If Assad continues to hang on, division among Kurds will harden and diminish the more moderate Kurdish parties. KRG prime minister Barzani has tried to be a political broker for the fractured Syrian Kurds, but his first attempt at a council failed to produce any common approach. A planned meeting in June to bring together Kurds from the major parties in the region will be important symbolically if not determinative politically.

Turks and increasingly the Turkish press closely follow the Kurdish scene in Syria. They remain concerned over PKK activity in the country and their collaboration with Assad, but so far little has happened. The PKK is probably more useful to Assad as a threat against Turkey than serious military efforts, which could bring in the Turkish military. More fundamentally there are latent fears in Turkey regarding the creation of another autonomous Kurdish region or, worse, calls for an independent Kurdish state should Assad leave the scene. (If the truce brokered by Kofi Annan holds, it will be a serious setback for an autonomous Kurdish zone. It could also close the window of opportunity for the Kurds to play a larger political role, as they would remain outside both the government and the opposition.)

Iran currently has perhaps the fewest issues with its Kurdish population. After a recent truce with the PJAK, the PKK-affiliated terrorist group that has been fighting the Iranian state since the late 1990s, the Iranian government has kept its Kurds quiet by giving them nominal participation in elections and government, while periodically executing Kurds who step out of line.

Iranian Kurds’ own fractured political parties make the government’s job easier. Despite previous support for the PKK and links between the PKK and PJAK, there does not seem to be Iranian or Kurdish interest in violence against Turkey. The Kurdish dimension is seemingly less important for the Iranian government given its other problems.
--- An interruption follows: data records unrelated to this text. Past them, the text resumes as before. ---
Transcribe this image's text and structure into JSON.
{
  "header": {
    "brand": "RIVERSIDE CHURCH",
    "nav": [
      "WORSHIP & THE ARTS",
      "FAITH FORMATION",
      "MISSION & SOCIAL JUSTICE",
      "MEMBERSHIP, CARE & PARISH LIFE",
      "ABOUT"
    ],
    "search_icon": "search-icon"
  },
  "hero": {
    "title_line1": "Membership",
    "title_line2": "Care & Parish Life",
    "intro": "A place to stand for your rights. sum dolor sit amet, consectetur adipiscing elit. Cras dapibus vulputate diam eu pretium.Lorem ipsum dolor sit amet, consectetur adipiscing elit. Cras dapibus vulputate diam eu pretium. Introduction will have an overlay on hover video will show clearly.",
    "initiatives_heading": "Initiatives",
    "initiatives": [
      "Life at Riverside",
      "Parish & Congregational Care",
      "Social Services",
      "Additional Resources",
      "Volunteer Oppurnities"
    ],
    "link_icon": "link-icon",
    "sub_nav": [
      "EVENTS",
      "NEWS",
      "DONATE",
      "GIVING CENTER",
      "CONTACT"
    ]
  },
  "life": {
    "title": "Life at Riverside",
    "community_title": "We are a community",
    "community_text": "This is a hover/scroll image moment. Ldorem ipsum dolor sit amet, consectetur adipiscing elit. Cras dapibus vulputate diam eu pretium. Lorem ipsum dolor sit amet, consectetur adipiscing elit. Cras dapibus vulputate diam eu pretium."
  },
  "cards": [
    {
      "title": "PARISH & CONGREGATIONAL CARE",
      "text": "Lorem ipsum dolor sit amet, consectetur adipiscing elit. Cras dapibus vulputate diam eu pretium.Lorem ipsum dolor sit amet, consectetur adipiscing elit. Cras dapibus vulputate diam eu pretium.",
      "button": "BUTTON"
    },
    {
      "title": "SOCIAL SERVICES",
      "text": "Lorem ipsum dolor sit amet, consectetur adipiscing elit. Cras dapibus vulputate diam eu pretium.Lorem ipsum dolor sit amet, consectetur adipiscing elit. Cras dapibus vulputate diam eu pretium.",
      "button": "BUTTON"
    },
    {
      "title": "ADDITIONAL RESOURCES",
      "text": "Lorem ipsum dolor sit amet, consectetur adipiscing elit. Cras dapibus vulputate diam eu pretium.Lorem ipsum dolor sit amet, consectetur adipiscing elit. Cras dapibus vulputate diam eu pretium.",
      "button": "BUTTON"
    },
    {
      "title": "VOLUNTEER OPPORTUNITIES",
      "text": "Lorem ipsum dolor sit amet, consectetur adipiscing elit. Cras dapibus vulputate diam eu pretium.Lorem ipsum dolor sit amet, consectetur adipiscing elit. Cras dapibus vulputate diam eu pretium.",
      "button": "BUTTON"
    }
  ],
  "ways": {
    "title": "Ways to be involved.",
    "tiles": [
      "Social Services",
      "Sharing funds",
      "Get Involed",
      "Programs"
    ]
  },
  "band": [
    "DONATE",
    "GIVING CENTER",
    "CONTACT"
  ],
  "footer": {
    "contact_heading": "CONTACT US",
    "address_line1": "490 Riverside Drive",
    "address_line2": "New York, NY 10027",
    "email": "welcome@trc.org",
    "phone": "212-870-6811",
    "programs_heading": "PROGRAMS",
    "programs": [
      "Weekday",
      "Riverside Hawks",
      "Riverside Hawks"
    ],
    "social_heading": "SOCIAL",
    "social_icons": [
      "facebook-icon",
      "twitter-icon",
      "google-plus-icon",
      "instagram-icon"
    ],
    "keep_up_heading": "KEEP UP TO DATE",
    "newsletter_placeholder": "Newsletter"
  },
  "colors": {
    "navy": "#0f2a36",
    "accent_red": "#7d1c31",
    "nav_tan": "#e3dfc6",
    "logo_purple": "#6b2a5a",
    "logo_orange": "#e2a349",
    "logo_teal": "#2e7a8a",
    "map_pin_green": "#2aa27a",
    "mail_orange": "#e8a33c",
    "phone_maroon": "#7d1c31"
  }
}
And the Kurds themselves are probably waiting to see what happens between Washington and Tehran.

Searching for a Kurdish Policy

All this complexity makes it difficult for United States to formulate any approach toward the regional Kurdish issue. Washington has no Kurdish policy, only an Iraqi policy in which Kurds are not front and center. The United States remains close to the Iraqi Kurds but refused to give them security assurances when American forces departed. While keeping Iraq united remains the administration’s line to Iraqi Kurds, Barzani’s recent visit to Washington was tinged with references to independence even as he received a greeting fit for a head of state.

Given the close relationship between President Obama and Turkish prime minister Erdogan on Middle East issues, U.S. and Turkish policies toward Syrian and Iraqi Kurds are being carefully coordinated. But as turbulence continues to shake the region, Turkey’s policy toward its own Kurds now has serious implications for the regional Kurdish issue. The Obama administration has stayed quiet on Turkey’s domestic Kurdish policy because of long-standing, lingering Turkish fears that the United States is intent on dismembering Turkey for the Kurds. It supports Turkey’s efforts against the PKK and provides important intelligence support for fighting the PKK in northern Iraq. It is time, however, for Washington to remind Ankara, at least privately, that failure to address its domestic Kurdish situation harms Turkey’s ability to help shape broader Middle East outcomes.

In the near term, both Washington and Ankara want to see Syrian Kurds become part of the government-in-exile Syrian National Council (SNC). This would make the opposition more representative of the Syrian population, deliver a blow to the Syrian regime, and isolate the PYD and PKK, who still support Assad. The United States and Turkey would need to convince the SNC and other opposition that minority rights are in the long-term interest of a future Syrian state and that international support will depend on whether they keep these promises. Turkey will want to be reassured that U.S. support for the Syrian Kurds will not result in a de facto Syrian version of the KRG—a second autonomous area would be a strong inducement to many Turkish Kurds.